Whitney Jones, MD, chief medical advisor at GRAIL Inc, discusses the PATHFINDER study of multi-cancer early detection testing.

Whitney Jones, MD, chief medical advisor at GRAIL Inc, discusses the implications of results from the PATHFINDER study (NCT04241796) on multi-cancer early detection (MCED) testing.

How can the results of the PATHFINDER study impact future research on MCED tests?

The PATHFINDER [trial] was our first return-of-results study, so it's really critical. About 6500 people, all very well screened, had this test done “in the wild”—so doctors got the results and decided how to work those patients up and how to evaluate them. And the critical take-home messages for this [included] the performance of the test, [which] was essentially identical to what we had demonstrated in our case-control trials that led to the formulation of the tests, and those were the CCGA [Circulating Cell-free Genome Atlas] trials. So the take-home message is, number 1, that performance is the same. The specificity remained very high, the positive predictive value remained very high—about 43%. In addition, about 70% of the cancers that we diagnosed had no screening outside of USPSTF guidelines. So again, that capacity for multi-cancer [early detection tests] to broaden the number of cancers screened beyond the 30% that we [currently] screen, in fact screening 100%, [is significant]. Number 2: Almost 50% of the cancers that we diagnosed were in stage I and stage II. Knowing that stage shift is a marker for the ability to have better outcomes with treatment was a really huge impact for that. The third piece was that we [more than] doubled the number of cancers detected by routine USPSTF screenings with the multi-cancer early detection tests. That's impacting dramatically the cancer detection rate, which is really our focus and goal: to increase the number of cancers we're finding as pre-symptomatic, earlier stage cancers, so we can have more effective treatment. Cancer is more treatable the earlier it's detected.
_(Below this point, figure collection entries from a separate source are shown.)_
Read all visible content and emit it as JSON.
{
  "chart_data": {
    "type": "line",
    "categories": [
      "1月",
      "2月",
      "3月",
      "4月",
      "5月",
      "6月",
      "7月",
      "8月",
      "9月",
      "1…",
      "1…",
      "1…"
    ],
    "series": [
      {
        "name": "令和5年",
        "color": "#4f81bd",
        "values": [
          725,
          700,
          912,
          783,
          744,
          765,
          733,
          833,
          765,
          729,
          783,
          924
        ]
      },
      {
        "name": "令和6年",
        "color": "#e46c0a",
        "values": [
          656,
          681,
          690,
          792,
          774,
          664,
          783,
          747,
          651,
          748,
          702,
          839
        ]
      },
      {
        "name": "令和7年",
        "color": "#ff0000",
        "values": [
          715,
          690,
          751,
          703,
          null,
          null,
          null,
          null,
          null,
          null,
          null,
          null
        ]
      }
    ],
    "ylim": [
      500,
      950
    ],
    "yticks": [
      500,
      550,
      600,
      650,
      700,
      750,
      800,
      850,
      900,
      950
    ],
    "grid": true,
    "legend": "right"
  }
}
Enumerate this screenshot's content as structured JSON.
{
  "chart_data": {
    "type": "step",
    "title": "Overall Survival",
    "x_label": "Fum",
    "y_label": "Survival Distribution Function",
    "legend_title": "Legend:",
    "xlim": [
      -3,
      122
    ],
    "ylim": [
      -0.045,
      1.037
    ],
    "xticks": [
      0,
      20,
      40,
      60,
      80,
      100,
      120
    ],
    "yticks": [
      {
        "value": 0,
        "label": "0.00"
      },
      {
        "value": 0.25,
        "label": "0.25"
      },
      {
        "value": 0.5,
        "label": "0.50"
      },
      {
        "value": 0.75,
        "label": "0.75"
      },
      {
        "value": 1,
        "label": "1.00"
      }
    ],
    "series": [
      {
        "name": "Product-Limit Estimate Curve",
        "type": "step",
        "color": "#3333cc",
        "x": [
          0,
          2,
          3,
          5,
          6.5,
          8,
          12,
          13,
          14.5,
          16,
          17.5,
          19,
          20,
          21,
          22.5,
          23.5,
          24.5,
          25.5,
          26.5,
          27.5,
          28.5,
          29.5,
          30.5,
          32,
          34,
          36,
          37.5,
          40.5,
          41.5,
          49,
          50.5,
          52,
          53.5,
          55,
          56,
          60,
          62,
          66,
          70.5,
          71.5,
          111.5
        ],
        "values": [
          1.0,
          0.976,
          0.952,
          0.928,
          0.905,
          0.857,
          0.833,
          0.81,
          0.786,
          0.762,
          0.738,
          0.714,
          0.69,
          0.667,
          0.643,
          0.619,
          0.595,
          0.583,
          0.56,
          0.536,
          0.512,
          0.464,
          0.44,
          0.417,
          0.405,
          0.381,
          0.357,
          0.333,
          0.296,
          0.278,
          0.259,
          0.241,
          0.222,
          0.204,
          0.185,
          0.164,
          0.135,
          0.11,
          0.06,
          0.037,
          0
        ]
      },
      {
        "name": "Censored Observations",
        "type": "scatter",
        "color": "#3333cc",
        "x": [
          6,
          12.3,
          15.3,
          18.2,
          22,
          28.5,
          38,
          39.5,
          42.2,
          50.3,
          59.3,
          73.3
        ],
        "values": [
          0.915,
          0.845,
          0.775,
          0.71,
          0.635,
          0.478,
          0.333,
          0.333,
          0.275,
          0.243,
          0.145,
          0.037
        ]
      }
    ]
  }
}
Do the results have enough support to impact clinical decisions? How so, or what next steps are needed to get there?

At GRAIL, we've developed an extremely robust basis, based on our scientific studies, for implementing this. That was really the impetus—we wanted to bring this amazing technology to market so we could start saving lives now. Again, even though there were only 6500 people in that study, it was shown to be safe. We essentially mirrored our performance. I think that, along with the additional studies that we've brought—the CCGA studies, and we’re involved in a huge trial with the National Health Service with over 140,000 individuals randomized into two arms. We think the data is robust and supports utilizing this in the screening environment for people who are at elevated risk of cancer, such as those aged 50 and over. We absolutely think that the test itself was robust and helped us lead into the space and really proved the concept that we had developed in our case-controlled clinical trials.